As for Dana Mengote-Sandoval, spokesperson of the Bureau of Immigration, having “very porous borders” is also one of the challenges in addressing terrorism in the country. “[Terrorists] could have entered legally as tourists or through our porous borders,” she said. She also noted the lack of personnel in the bureau as another challenge on their part. “We only have 1,900 plus organic personnel, and just imagine we have 7,000 plus islands [to secure]. “And although we have a lot of personnel, it’s a challenge because of the vast expanse of water,” she said. She stressed that border security is not just immigration’s work but a “shared responsibility” wherein they work together with local government agencies.
Hinlo agreed that Philippine authorities cannot protect the country completely because there are many “open gateways” where terrorists can easily pass through. He further said that the threat of bigger attacks anywhere in the world is like “a ticking time bomb,” and it’s not something that government authorities and even ordinary citizens should be taking lightly about.

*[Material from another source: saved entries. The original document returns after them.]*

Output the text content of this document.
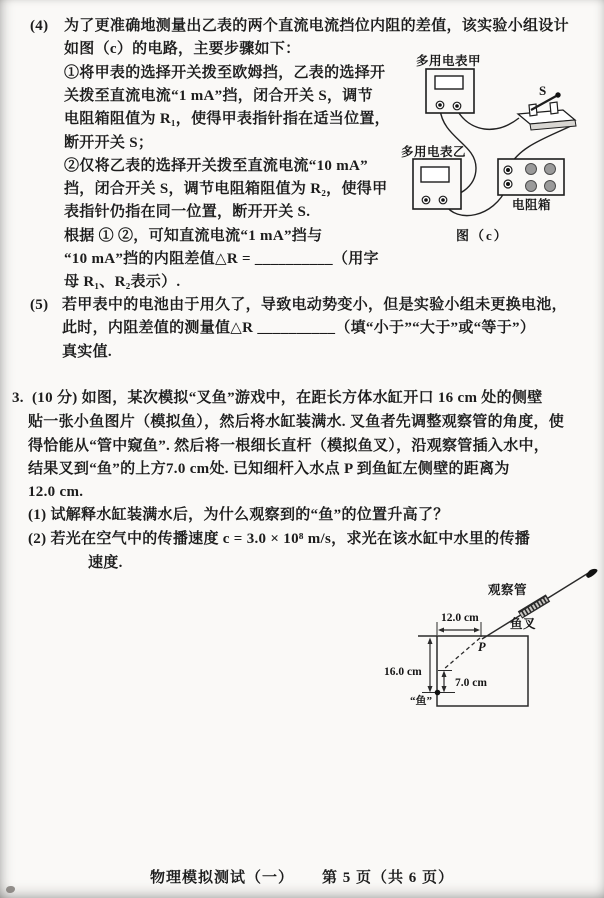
(4) 为了更准确地测量出乙表的两个直流电流挡位内阻的差值，该实验小组设计
如图（c）的电路，主要步骤如下：
①将甲表的选择开关拨至欧姆挡，乙表的选择开
关拨至直流电流“1 mA”挡，闭合开关 S，调节
电阻箱阻值为 R₁，使得甲表指针指在适当位置，
断开开关 S；
②仅将乙表的选择开关拨至直流电流“10 mA”
挡，闭合开关 S，调节电阻箱阻值为 R₂，使得甲
表指针仍指在同一位置，断开开关 S.
根据 ① ②，可知直流电流“1 mA”挡与
“10 mA”挡的内阻差值△R = __________（用字
母 R₁、R₂表示）.
多用电表甲
多用电表乙
电阻箱
图（c）
S
(5) 若甲表中的电池由于用久了，导致电动势变小，但是实验小组未更换电池，
此时，内阻差值的测量值△R __________（填“小于”“大于”或“等于”）
真实值.
3. (10 分) 如图，某次模拟“叉鱼”游戏中，在距长方体水缸开口 16 cm 处的侧壁
贴一张小鱼图片（模拟鱼），然后将水缸装满水. 叉鱼者先调整观察管的角度，使
得恰能从“管中窥鱼”. 然后将一根细长直杆（模拟鱼叉），沿观察管插入水中，
结果叉到“鱼”的上方7.0 cm处. 已知细杆入水点 P 到鱼缸左侧壁的距离为
12.0 cm.
(1) 试解释水缸装满水后，为什么观察到的“鱼”的位置升高了？
(2) 若光在空气中的传播速度 c = 3.0 × 10⁸ m/s，求光在该水缸中水里的传播
速度.
观察管
鱼叉
12.0 cm
P
16.0 cm
7.0 cm
“鱼”
物理模拟测试（一） 第 5 页（共 6 页）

Esmeralda likewise considers the possibility of bigger attacks because of three things. For one is the “misplaced denial of the government,” questioning how some departments in the government seem to be mum on the threats. Second is that “terrorists will have to prove their existence in the Philippines and the world,” hence the need for attacks. Third is the “birth pains of the Bangsamoro Autonomous Region in Muslim Mindanao (BARMM),” saying people who aren’t happy will sabotage it.

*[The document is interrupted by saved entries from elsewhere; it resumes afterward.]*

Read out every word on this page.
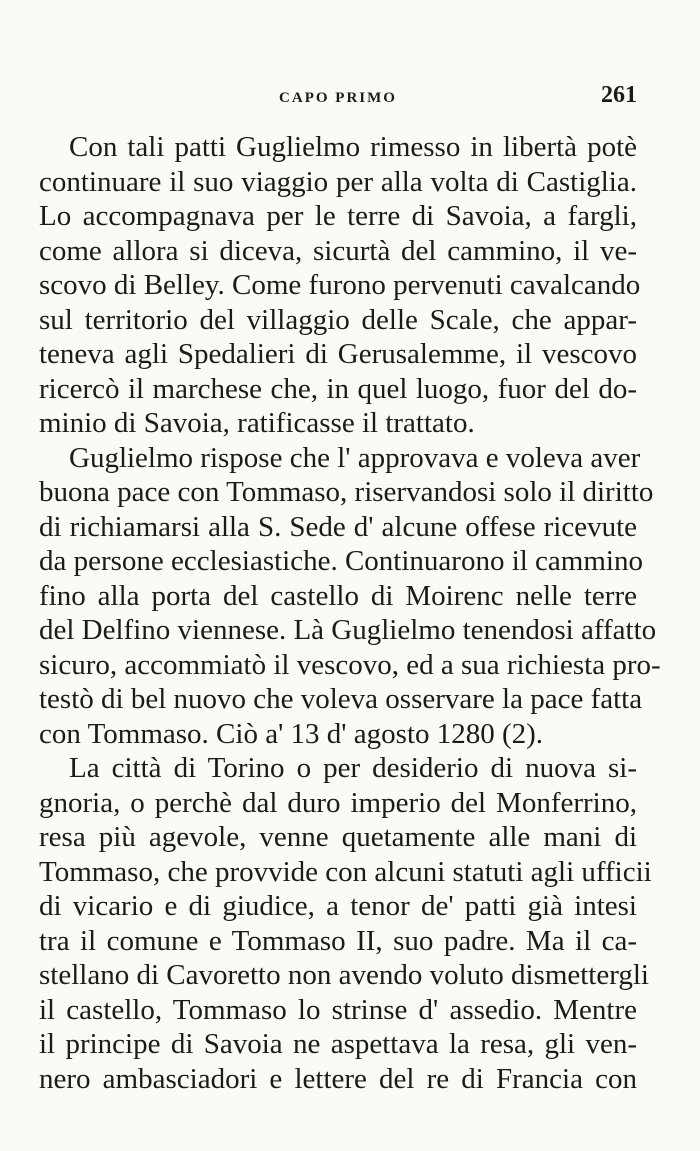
CAPO PRIMO	261

Con tali patti Guglielmo rimesso in libertà potè
continuare il suo viaggio per alla volta di Castiglia.
Lo accompagnava per le terre di Savoia, a fargli,
come allora si diceva, sicurtà del cammino, il ve-
scovo di Belley. Come furono pervenuti cavalcando
sul territorio del villaggio delle Scale, che appar-
teneva agli Spedalieri di Gerusalemme, il vescovo
ricercò il marchese che, in quel luogo, fuor del do-
minio di Savoia, ratificasse il trattato.

Guglielmo rispose che l' approvava e voleva aver
buona pace con Tommaso, riservandosi solo il diritto
di richiamarsi alla S. Sede d' alcune offese ricevute
da persone ecclesiastiche. Continuarono il cammino
fino alla porta del castello di Moirenc nelle terre
del Delfino viennese. Là Guglielmo tenendosi affatto
sicuro, accommiatò il vescovo, ed a sua richiesta pro-
testò di bel nuovo che voleva osservare la pace fatta
con Tommaso. Ciò a' 13 d' agosto 1280 (2).

La città di Torino o per desiderio di nuova si-
gnoria, o perchè dal duro imperio del Monferrino,
resa più agevole, venne quetamente alle mani di
Tommaso, che provvide con alcuni statuti agli ufficii
di vicario e di giudice, a tenor de' patti già intesi
tra il comune e Tommaso II, suo padre. Ma il ca-
stellano di Cavoretto non avendo voluto dismettergli
il castello, Tommaso lo strinse d' assedio. Mentre
il principe di Savoia ne aspettava la resa, gli ven-
nero ambasciadori e lettere del re di Francia con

The creation of BARMM was a result of the signing of the Organic Law for the Bangsamoro Autonomous Region in Muslim Mindanao, formerly known as Bangsamoro Organic Law, by President Duterte. The law seeks to bring peace in the region as it addresses the needs, sentiments, and grievances of the people and establishes a new autonomous political entity. It is the outcome of decades-long peace talks between the Philippine government and the rebel groups in the region.
But Col. Brawner doesn’t see any far bigger attacks in the coming months like what happened in Marawi City. He said what’s left of Maute militants in Lanao is a small group, while back in Basilan is the Abu Sayyaf and the Bangsamoro Islamic Freedom Fighters is in Maguindanao. “We don’t see a grouping together again plus the fact that they don’t have a leader now who can bring all these groups together again unlike Isnilon Hapilon before. So the threats we see now are the usual terrorist attacks like bombings,” he said.

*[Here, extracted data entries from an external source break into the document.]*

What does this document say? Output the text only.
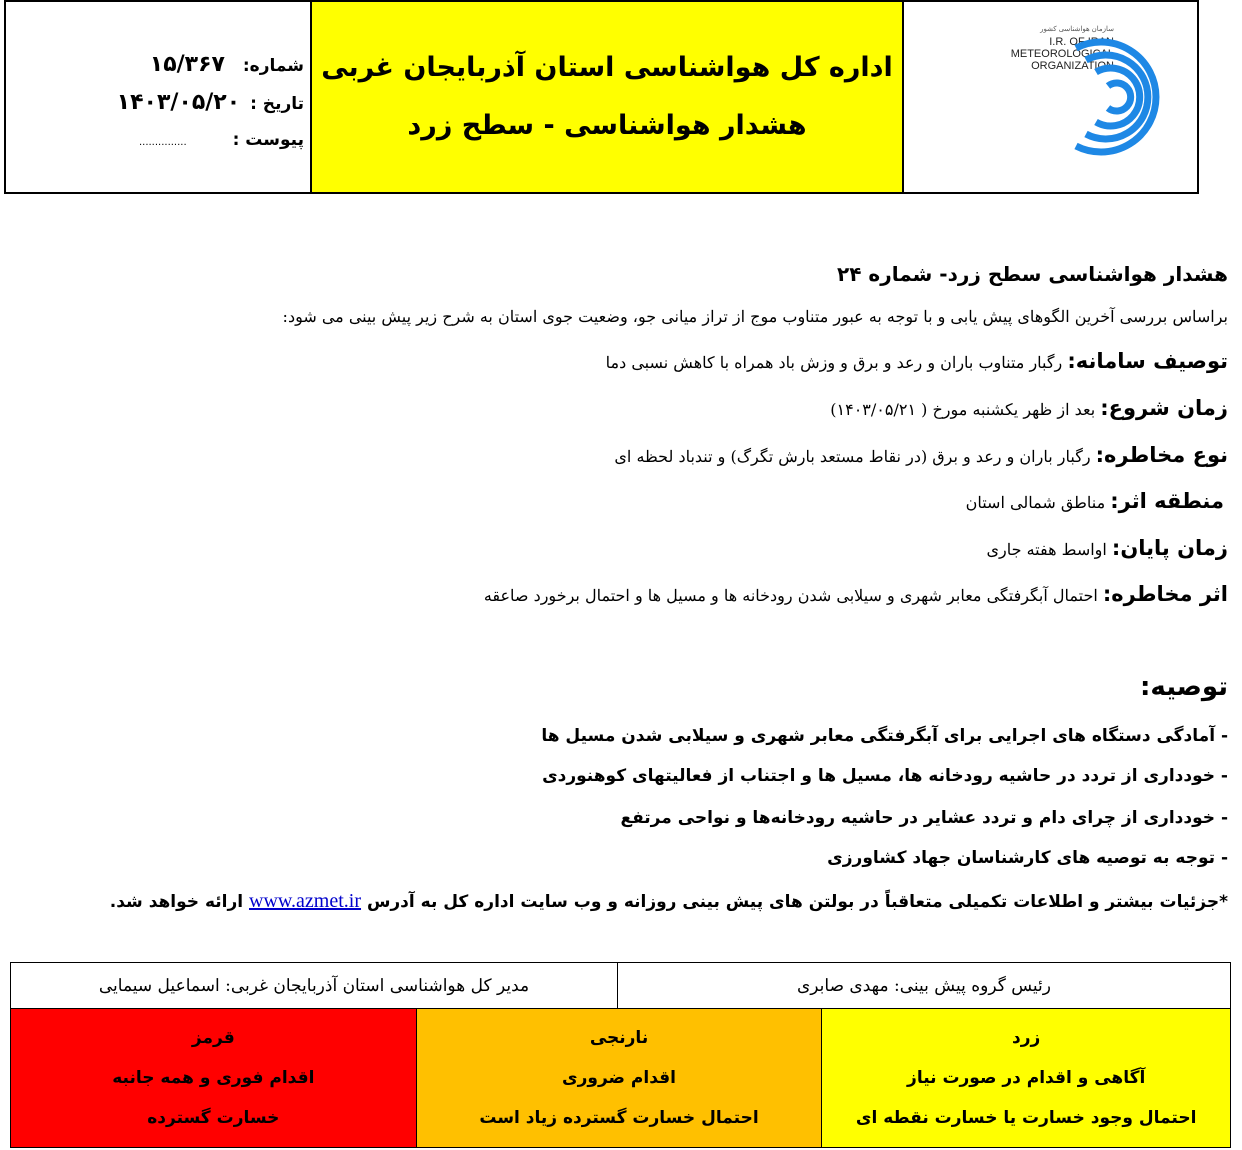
شماره: ۱۵/۳۶۷
تاریخ : ۱۴۰۳/۰۵/۲۰
پیوست : ...............
اداره کل هواشناسی استان آذربایجان غربی
هشدار هواشناسی - سطح زرد
سازمان هواشناسی کشور
I.R. OF IRAN
METEOROLOGICAL
ORGANIZATION
هشدار هواشناسی سطح زرد- شماره ۲۴
براساس بررسی آخرین الگوهای پیش یابی و با توجه به عبور متناوب موج از تراز میانی جو، وضعیت جوی استان به شرح زیر پیش بینی می شود:
توصیف سامانه: رگبار متناوب باران و رعد و برق و وزش باد همراه با کاهش نسبی دما
زمان شروع: بعد از ظهر یکشنبه مورخ ( ۱۴۰۳/۰۵/۲۱)
نوع مخاطره: رگبار باران و رعد و برق (در نقاط مستعد بارش تگرگ) و تندباد لحظه ای
منطقه اثر: مناطق شمالی استان
زمان پایان: اواسط هفته جاری
اثر مخاطره: احتمال آبگرفتگی معابر شهری و سیلابی شدن رودخانه ها و مسیل ها و احتمال برخورد صاعقه
توصیه:
- آمادگی دستگاه های اجرایی برای آبگرفتگی معابر شهری و سیلابی شدن مسیل ها
- خودداری از تردد در حاشیه رودخانه ها، مسیل ها و اجتناب از فعالیتهای کوهنوردی
- خودداری از چرای دام و تردد عشایر در حاشیه رودخانه‌ها و نواحی مرتفع
- توجه به توصیه های کارشناسان جهاد کشاورزی
*جزئیات بیشتر و اطلاعات تکمیلی متعاقباً در بولتن های پیش بینی روزانه و وب سایت اداره کل به آدرس www.azmet.ir ارائه خواهد شد.
مدیر کل هواشناسی استان آذربایجان غربی: اسماعیل سیمایی	رئیس گروه پیش بینی: مهدی صابری
قرمز
اقدام فوری و همه جانبه
خسارت گسترده

نارنجی
اقدام ضروری
احتمال خسارت گسترده زیاد است

زرد
آگاهی و اقدام در صورت نیاز
احتمال وجود خسارت یا خسارت نقطه ای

Dr. Oreta, however, warned that these radical parties being labelled are actually “very organised” groups who are most likely looking at their past mistakes and just studying how to perfect the plan. She reminded: “Fight it out to the death, like that in Marawi, is also a form of suicide. It’s just that it’s not bombing per se. That’s also the dilemma of the military—how can you fight an organisation whose mantra is, if you die doing this, then you immediately will go to heaven? So how will you fight that kind of organisation whose main objective is to die fighting?”